Ia kemudian pergi ke dapur mengambil golok. Dengan golok dipinggang, Si Kabayan dengan sigap naik pohon nangka yang lumayan tinggi dan banyak cabangnya. Begitu sampai di atas pohon nangka, Kabayan segera menebas sebutir buah Nangka masak menggunakan goloknya. Bag...big...bug... begitu suara buah Nangka jatuh terkena dahan-dahan pohon sebelum sampai di tanah. Si Kabayan menyukai suara nangka jatuh. Ia menganggapnya seperti suara musik merdu.
“Wah enak euy suara nangka jatuh, merdu sekali seperti musik. Bagaimana kalo golok saya lempar ke bawah? Suaranya pasti lebih merdu.” gumam Si Kabayan.

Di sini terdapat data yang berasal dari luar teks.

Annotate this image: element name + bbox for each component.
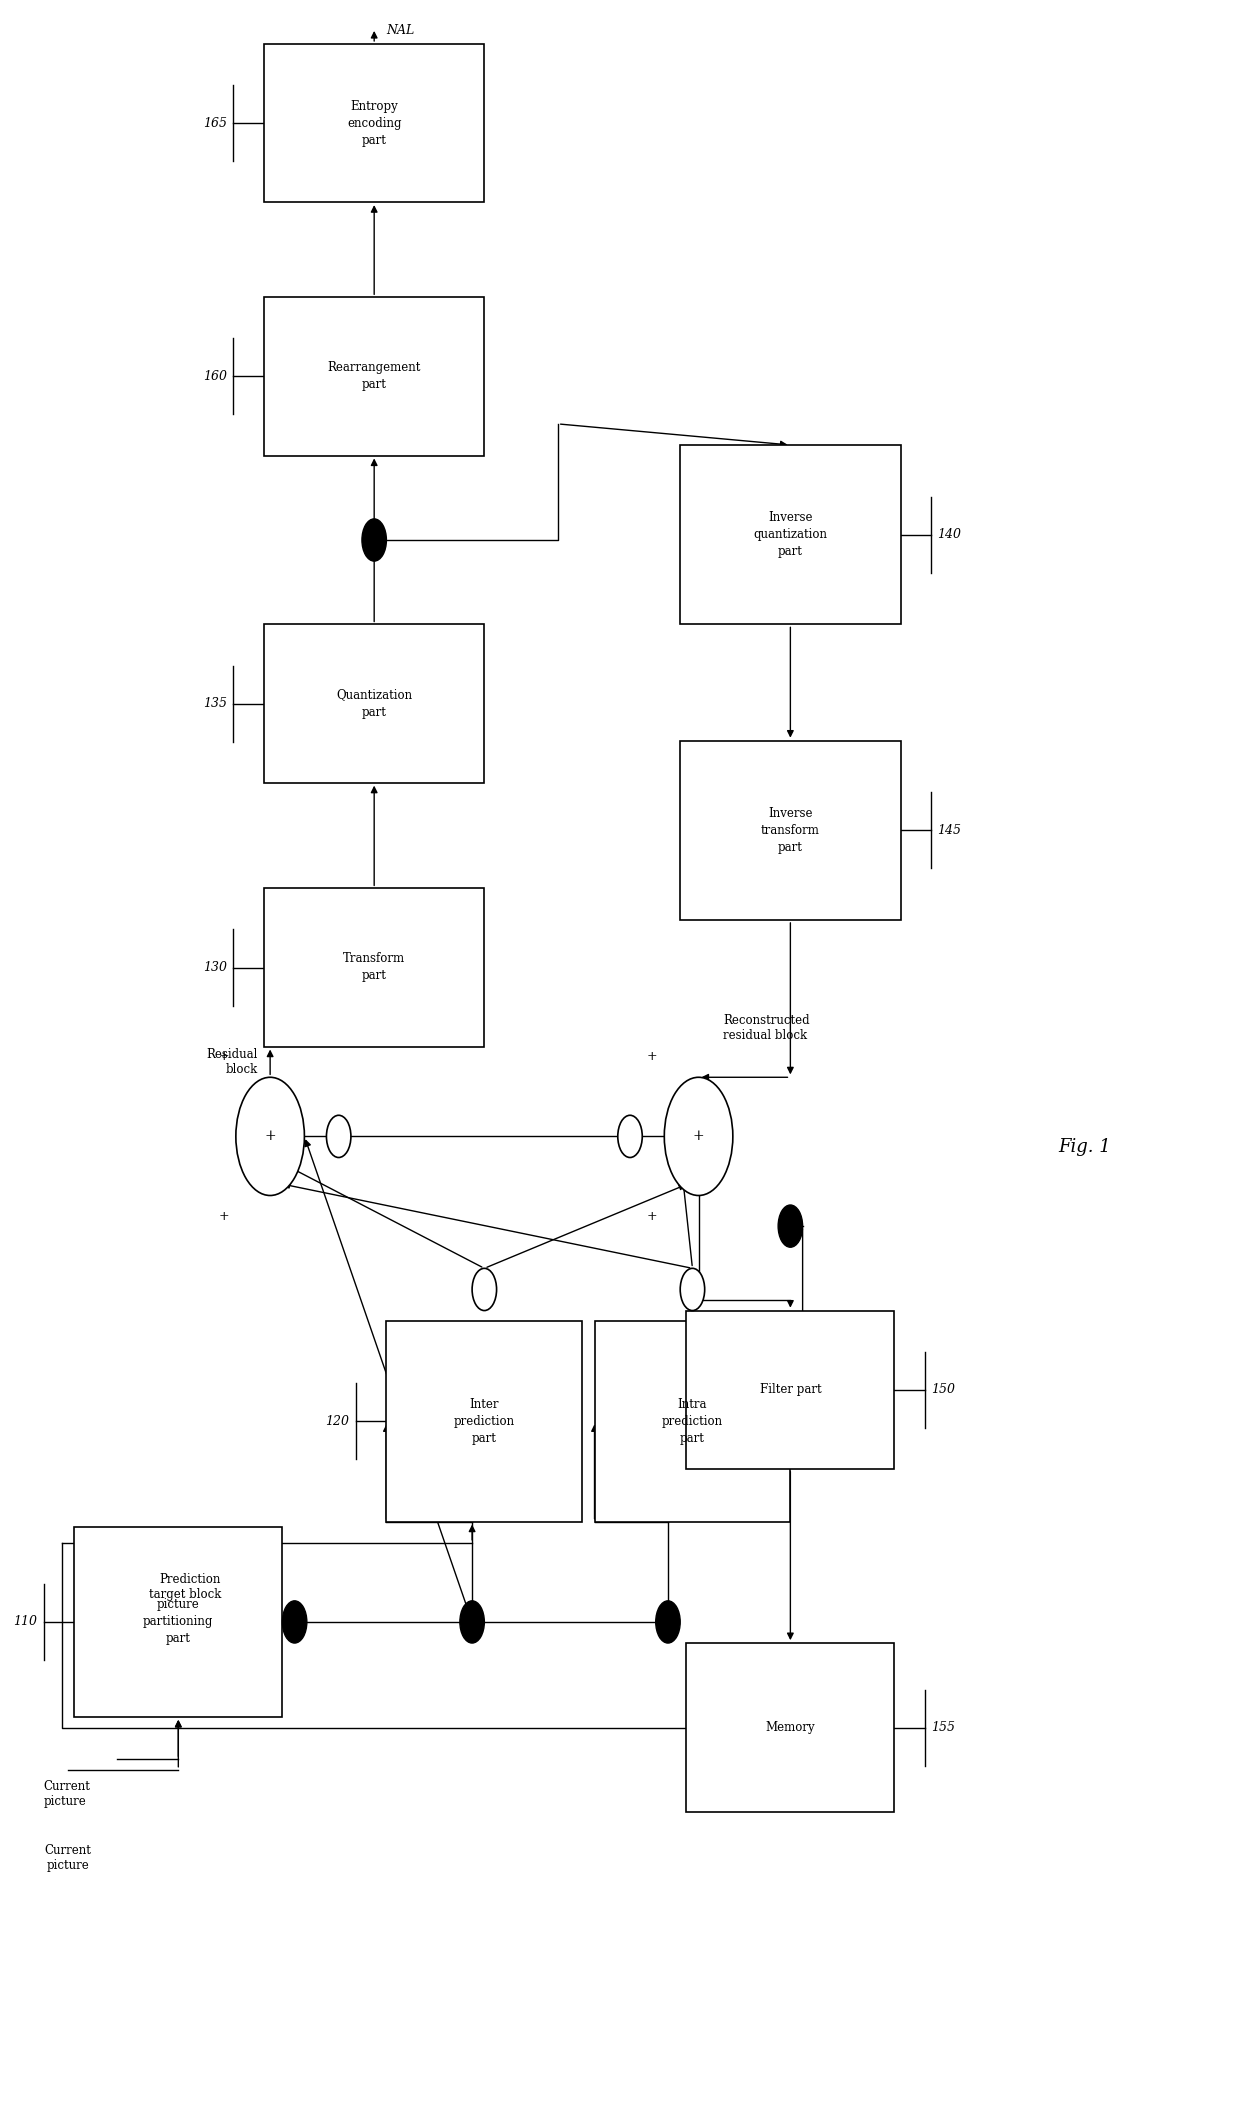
Text: +: + bbox=[646, 1050, 657, 1062]
Text: Current
picture: Current picture bbox=[43, 1781, 90, 1808]
Text: +: + bbox=[218, 1050, 229, 1062]
Bar bbox=[264, 45, 484, 202]
Text: Entropy
encoding
part: Entropy encoding part bbox=[347, 100, 401, 147]
Circle shape bbox=[459, 1600, 484, 1643]
Bar bbox=[680, 444, 900, 625]
Text: 155: 155 bbox=[931, 1721, 956, 1734]
Text: Inverse
quantization
part: Inverse quantization part bbox=[754, 512, 827, 559]
Text: Inter
prediction
part: Inter prediction part bbox=[454, 1398, 515, 1445]
Text: 160: 160 bbox=[203, 370, 227, 382]
Bar bbox=[264, 625, 484, 782]
Text: 110: 110 bbox=[14, 1615, 37, 1628]
Circle shape bbox=[282, 1600, 307, 1643]
Circle shape bbox=[618, 1116, 643, 1158]
Text: -: - bbox=[281, 1094, 286, 1107]
Circle shape bbox=[656, 1600, 680, 1643]
Circle shape bbox=[472, 1269, 496, 1311]
Text: 140: 140 bbox=[937, 529, 962, 542]
Text: Current
picture: Current picture bbox=[45, 1844, 92, 1872]
Text: 130: 130 bbox=[203, 960, 227, 973]
Text: 165: 165 bbox=[203, 117, 227, 130]
Bar bbox=[680, 740, 900, 920]
Circle shape bbox=[665, 1077, 733, 1196]
Circle shape bbox=[361, 518, 386, 561]
Text: 125: 125 bbox=[827, 1415, 852, 1428]
Text: Inverse
transform
part: Inverse transform part bbox=[761, 808, 820, 854]
Bar bbox=[686, 1643, 894, 1813]
Circle shape bbox=[779, 1205, 802, 1247]
Text: Intra
prediction
part: Intra prediction part bbox=[662, 1398, 723, 1445]
Circle shape bbox=[236, 1077, 305, 1196]
Text: 150: 150 bbox=[931, 1383, 956, 1396]
Bar bbox=[386, 1322, 582, 1522]
Circle shape bbox=[327, 1116, 350, 1158]
Text: Memory: Memory bbox=[765, 1721, 815, 1734]
Bar bbox=[264, 888, 484, 1048]
Text: Quantization
part: Quantization part bbox=[335, 688, 412, 718]
Text: 135: 135 bbox=[203, 697, 227, 710]
Text: 120: 120 bbox=[326, 1415, 349, 1428]
Text: +: + bbox=[218, 1209, 229, 1224]
Bar bbox=[264, 298, 484, 455]
Text: Residual
block: Residual block bbox=[207, 1048, 258, 1075]
Text: Rearrangement
part: Rearrangement part bbox=[328, 361, 421, 391]
Text: Transform
part: Transform part bbox=[343, 952, 405, 982]
Text: Fig. 1: Fig. 1 bbox=[1057, 1139, 1110, 1156]
Text: +: + bbox=[646, 1209, 657, 1224]
Text: picture
partitioning
part: picture partitioning part bbox=[144, 1598, 213, 1645]
Text: +: + bbox=[693, 1128, 704, 1143]
Text: +: + bbox=[265, 1128, 276, 1143]
Text: Prediction
target block: Prediction target block bbox=[149, 1572, 222, 1600]
Text: NAL: NAL bbox=[386, 23, 415, 36]
Text: Reconstructed
residual block: Reconstructed residual block bbox=[723, 1014, 810, 1041]
Circle shape bbox=[680, 1269, 704, 1311]
Bar bbox=[686, 1311, 894, 1468]
Bar bbox=[594, 1322, 790, 1522]
Bar bbox=[74, 1528, 282, 1717]
Text: 145: 145 bbox=[937, 824, 962, 837]
Text: Filter part: Filter part bbox=[760, 1383, 821, 1396]
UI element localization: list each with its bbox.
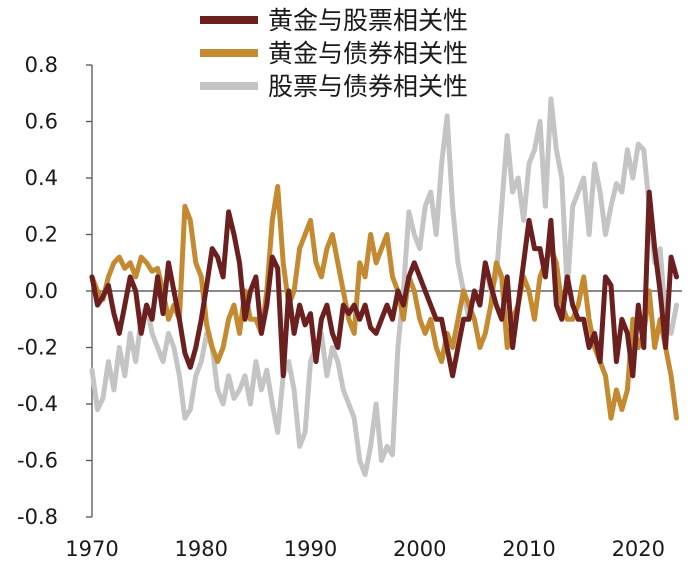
- x-tick-label: 2010: [502, 537, 555, 561]
- y-tick-label: 0.8: [25, 53, 58, 77]
- y-tick-label: -0.2: [17, 336, 58, 360]
- x-tick-label: 2000: [393, 537, 446, 561]
- y-tick-label: 0.0: [25, 279, 58, 303]
- y-tick-label: 0.2: [25, 223, 58, 247]
- series-line-0: [89, 189, 679, 379]
- series-line-1: [89, 184, 679, 421]
- legend-label-2: 股票与债券相关性: [268, 72, 468, 101]
- series-line-2: [89, 96, 679, 478]
- x-tick-label: 2020: [612, 537, 665, 561]
- y-axis-tick-labels: 0.8 0.6 0.4 0.2 0.0 -0.2 -0.4 -0.6 -0.8: [17, 53, 92, 529]
- y-tick-label: 0.6: [25, 110, 58, 134]
- x-axis-tick-labels: 1970 1980 1990 2000 2010 2020: [65, 537, 665, 561]
- x-tick-label: 1980: [175, 537, 228, 561]
- legend-label-0: 黄金与股票相关性: [268, 6, 468, 35]
- y-tick-label: -0.4: [17, 392, 58, 416]
- legend-label-1: 黄金与债券相关性: [268, 39, 468, 68]
- y-tick-label: -0.8: [17, 505, 58, 529]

Kemudian Kabayan menjatuhkan goloknya. Tang..ting..tung..tang..ting..tung..teng.. begitu suara golok menimpa dahan dan akhirnya jatuh di tanah.
“Waduh bagus suaranya ya.” kata Si Kabayan.
“Coba saya jatuhkan yang ini pasti suaranya lebih merdu lagi.” kata Si Kabayan.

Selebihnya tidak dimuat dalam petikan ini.